Ausgerechnet das reduzierte „Wish You Were Here“ war die Single-Auskopplung aus diesem bombastischen Live-Album.
In der Veröffentlichungshistorie folgte dann im Jahre 2000 „Is There Anybody Out There? The Wall Live 1980–81“, wovon wir es, wie der geneigte Leser sich sicher erinnern wird, bereits bei der Besprechung von „The Wall“ hatten. Hieran schlossen sich zwei Kompilationsalben an, die ich mir schenkte, weil ich von ihrer Existenz nichts mitbekam. Im Jahre 2005 traten Pink Floyd im Rahmen des Live-8-Konzerts gemeinsam auf, und gemeinsam heißt hier: zu viert, Gilmour, Mason, Wright und Waters! War das die langersehnte Versöhnung, die Wiedervereinigung, die Einmottung des Kriegsbeils? Nä. Es war ein publikumswirksamer Fototermin, nichts weiter. Im Jahre 2006 verstarb Syd Barrett. Im Jahre 2008 folgte ihm Richard Wright nach. Und so erschien schließlich und endlich, 20 Jahre nach dem vermeintlich letzten Studioalbum von Pink Floyd, im Jahre 2014:
The Endless River
Was soll man dazu sagen? Dies wäre meine Chance gewesen, auf den letzten Drücker noch ein Pink-Floyd-Album frisch bei Verkaufsstart zu erwerben, und ich ließ sie ungenutzt verstreichen. Meine Erwartungen an dieses Album, bei dem vorab klarwar, daß es keine amtliche Reunion sein würde, waren gedämpft. Richard Wright war bereits 2008 gestorben. Das Verhältnis mit Roger Waters war lange vorher schon tot. Selbst Storm Thorgerson, etatmäßiger Titelgestalter für Pink Floyd, hatte 2013 das Zeitliche gesegnet. „The Endless River“ wurde von David Gilmour und Nick Mason in Erinnerung an Rick Wright aus unveröffentlichtem Studiomaterial zusammengestellt, das bei den Aufnahmen zu „The Division Bell“ übriggeblieben war. Dazu haben Mason und Gilmour auch einiges neueingespielt. Roger Waters war nicht dazu zu bewegen, um alter Freudschaftsbande willen zu diesem Album irgendwas beizutragen. Und so bleibt es denn bei sphärischem Ambient-Sound, Klangteppichen und Collagen. Aber natürlich kaufte ich es dann irgendwann doch.

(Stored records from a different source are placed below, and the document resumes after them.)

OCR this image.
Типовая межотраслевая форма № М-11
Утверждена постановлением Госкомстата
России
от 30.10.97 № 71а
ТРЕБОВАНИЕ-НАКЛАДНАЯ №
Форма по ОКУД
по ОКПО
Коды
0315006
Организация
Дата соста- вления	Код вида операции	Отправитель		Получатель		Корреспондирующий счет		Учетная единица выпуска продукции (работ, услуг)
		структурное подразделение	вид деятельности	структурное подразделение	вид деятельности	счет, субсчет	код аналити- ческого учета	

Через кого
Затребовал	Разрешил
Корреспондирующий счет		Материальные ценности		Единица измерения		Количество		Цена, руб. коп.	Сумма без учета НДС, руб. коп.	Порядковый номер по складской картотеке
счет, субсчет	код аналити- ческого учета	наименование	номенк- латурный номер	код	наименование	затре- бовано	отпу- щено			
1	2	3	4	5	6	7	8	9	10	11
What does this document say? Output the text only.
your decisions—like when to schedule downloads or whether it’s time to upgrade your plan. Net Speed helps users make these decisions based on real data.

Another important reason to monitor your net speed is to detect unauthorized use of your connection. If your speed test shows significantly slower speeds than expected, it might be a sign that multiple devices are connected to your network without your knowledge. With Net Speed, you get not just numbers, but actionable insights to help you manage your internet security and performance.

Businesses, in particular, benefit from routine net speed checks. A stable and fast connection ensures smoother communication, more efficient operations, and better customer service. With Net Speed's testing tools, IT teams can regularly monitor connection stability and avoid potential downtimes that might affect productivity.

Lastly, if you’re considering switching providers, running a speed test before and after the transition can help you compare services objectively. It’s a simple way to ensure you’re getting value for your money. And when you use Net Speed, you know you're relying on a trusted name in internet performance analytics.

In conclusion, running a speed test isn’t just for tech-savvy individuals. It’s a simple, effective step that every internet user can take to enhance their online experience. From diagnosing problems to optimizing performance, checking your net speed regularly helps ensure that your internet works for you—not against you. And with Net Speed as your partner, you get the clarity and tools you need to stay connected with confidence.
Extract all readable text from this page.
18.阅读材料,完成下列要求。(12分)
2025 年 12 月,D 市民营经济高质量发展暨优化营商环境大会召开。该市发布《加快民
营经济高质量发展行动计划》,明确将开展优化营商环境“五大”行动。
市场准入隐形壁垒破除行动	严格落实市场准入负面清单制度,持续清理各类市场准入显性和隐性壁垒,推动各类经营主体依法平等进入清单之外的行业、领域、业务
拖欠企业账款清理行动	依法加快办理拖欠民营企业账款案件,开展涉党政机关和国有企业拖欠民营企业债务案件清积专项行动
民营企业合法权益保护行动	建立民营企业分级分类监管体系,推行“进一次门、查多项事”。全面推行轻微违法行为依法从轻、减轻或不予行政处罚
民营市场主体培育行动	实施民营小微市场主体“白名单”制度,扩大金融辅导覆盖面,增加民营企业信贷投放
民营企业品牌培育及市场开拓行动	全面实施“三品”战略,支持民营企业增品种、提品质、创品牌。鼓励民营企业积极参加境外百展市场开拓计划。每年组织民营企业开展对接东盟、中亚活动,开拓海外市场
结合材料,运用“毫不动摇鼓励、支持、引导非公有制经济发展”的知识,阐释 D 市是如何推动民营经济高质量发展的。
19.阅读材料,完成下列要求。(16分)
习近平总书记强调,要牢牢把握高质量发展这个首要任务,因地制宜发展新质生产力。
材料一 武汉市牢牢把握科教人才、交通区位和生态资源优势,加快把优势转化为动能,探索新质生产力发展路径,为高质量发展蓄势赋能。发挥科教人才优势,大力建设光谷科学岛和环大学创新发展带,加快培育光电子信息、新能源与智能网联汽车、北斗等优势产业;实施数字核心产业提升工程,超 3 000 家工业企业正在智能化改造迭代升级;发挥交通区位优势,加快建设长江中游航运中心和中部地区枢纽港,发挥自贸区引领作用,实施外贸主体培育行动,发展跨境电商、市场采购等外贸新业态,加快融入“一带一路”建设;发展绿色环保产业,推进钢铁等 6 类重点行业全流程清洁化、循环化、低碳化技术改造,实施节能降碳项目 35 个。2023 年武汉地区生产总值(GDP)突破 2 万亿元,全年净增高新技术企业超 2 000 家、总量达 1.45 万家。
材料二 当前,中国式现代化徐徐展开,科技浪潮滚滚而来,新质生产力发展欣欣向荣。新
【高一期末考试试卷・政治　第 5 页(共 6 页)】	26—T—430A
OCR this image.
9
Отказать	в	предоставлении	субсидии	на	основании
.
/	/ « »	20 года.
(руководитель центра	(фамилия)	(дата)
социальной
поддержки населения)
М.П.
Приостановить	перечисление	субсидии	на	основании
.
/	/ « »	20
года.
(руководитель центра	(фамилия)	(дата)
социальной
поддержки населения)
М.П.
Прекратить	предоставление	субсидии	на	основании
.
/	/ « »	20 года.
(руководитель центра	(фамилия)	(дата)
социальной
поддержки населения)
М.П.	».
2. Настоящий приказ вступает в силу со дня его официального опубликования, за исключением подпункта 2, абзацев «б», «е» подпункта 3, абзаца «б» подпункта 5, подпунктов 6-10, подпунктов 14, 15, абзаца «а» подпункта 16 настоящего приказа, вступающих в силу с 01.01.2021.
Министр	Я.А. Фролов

Da ist manch schöner Klang dabei, es taugt alles ganz gut als Hintergrundberieselung, zum Beispiel in diesem Augenblick. Keine Songtexte irritieren mich beim Schreiben dieser Zeilen, denn es gibt keine, es ist ein fast reines Instrumentalalbum. Einzig Stephen Hawkings Wortbeitrag zu „Keep Talking“ erklingt im Stück „Talkin‘ Hawkin'“, und nach einer Dreiviertelstunde ertönt dann doch noch David Gilmours Stimme, „Louder Than Words“:
Hätt’s das gebraucht? Vermutlich nicht. Vielleicht war das Gilmours Versuch, nach der Erfahrung mit Syd Barretts Schicksal, das in der Band dauerhaft unverarbeitet blieb und als ewiger Schatten über allem lag, wenigstens das Verhältnis zu Rick Wright, das ja in der Wall-Periode ebenfalls zerrüttet war, zu einem würdigen Abschluß zu bringen, wenn auch nur noch posthum. Mit Freund Waters war das aber offenbar nicht angemessen möglich. Schade drum. So oder so wird es nicht „The Endless River“ sein, was von Pink Floyd in Erinnerung bleiben wird. Großartige Musik von, na, sagen wir dreizehn anderen Alben wird ins musikalische Gedächtnis der Menschheit eingehen und seinen festen Platz behaupten. Behaupte ich mal.